In general, some data is better than no data – however, if you see data published online, take it with a grain of salt. It is likely not a great indicator of the quality of the program. At least for now!

Accreditation for measurement of quality

Because there is a lack of measurement-based care across all mental health centers, it is very challenging to hold providers accountable for providing quality care. Although these centers are often highly regulated, many regulations exist for ensuring the physical safety of clients, which is, of course, essential but is not aimed at the goal of providing high recovery results.

One way we’ve attempted to tell the quality of centers apart is through accrediting institutions such as JCAHO. Making sure the facility you’re attending is JCAHO accredited can be an assurance of the quality of the facility; however, not always!

The future of mental health treatment is measurement-based care.

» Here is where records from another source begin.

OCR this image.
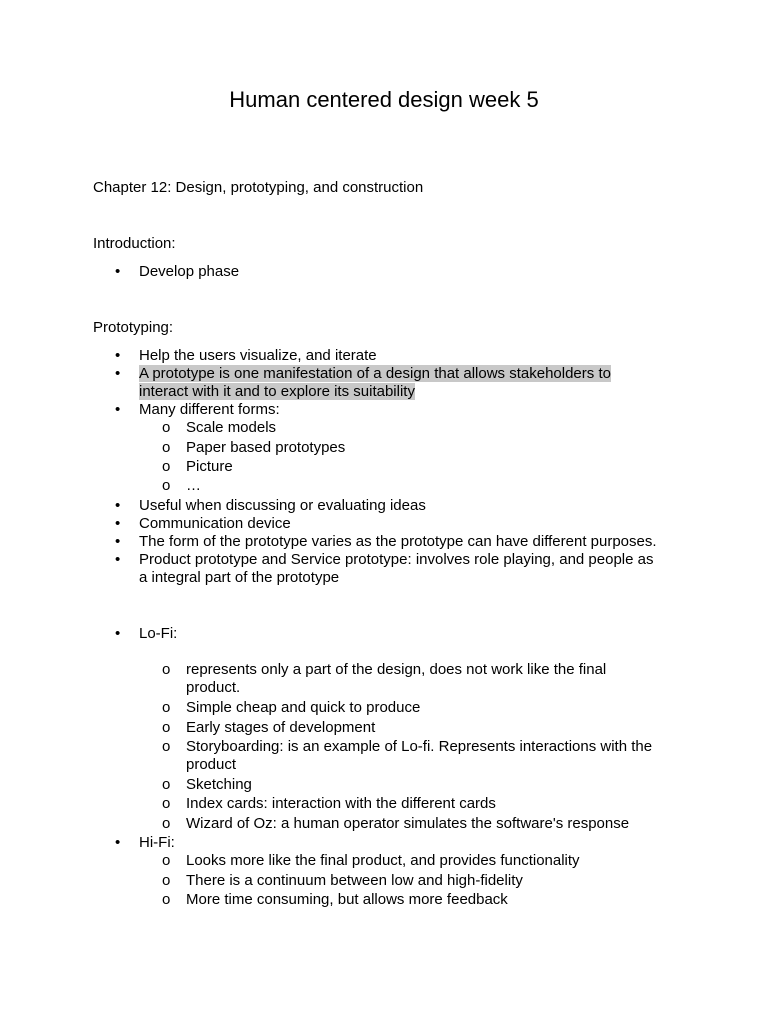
Human centered design week 5
Chapter 12: Design, prototyping, and construction
Introduction:
•	Develop phase
Prototyping:
•	Help the users visualize, and iterate
•	A prototype is one manifestation of a design that allows stakeholders to
interact with it and to explore its suitability
•	Many different forms:
o Scale models
o Paper based prototypes
o Picture
o …
•	Useful when discussing or evaluating ideas
•	Communication device
•	The form of the prototype varies as the prototype can have different purposes.
•	Product prototype and Service prototype: involves role playing, and people as
a integral part of the prototype
•	Lo-Fi:
o represents only a part of the design, does not work like the final
product.
o Simple cheap and quick to produce
o Early stages of development
o Storyboarding: is an example of Lo-fi. Represents interactions with the
product
o Sketching
o Index cards: interaction with the different cards
o Wizard of Oz: a human operator simulates the software's response
•	Hi-Fi:
o Looks more like the final product, and provides functionality
o There is a continuum between low and high-fidelity
o More time consuming, but allows more feedback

The lack of measurement-based care in mental health care is contributing to the high cost of care, confusion in care navigation, and diagnostic confusion. Without the ability to track which protocols are working best under what conditions, we aren’t able to enhance the quality of the field. Without data collection, it is challenging to learn from our mistakes and make educated steps forward. Insurance companies are able to get away with extremely low reimbursement rates in part because clinics aren’t able to provide precise metrics. Measurement-based care is the future of our mental health system – introducing even some simple practices could transform our mental health care landscape. We are optimistic that through virtual care, we can begin to innovate in this domain.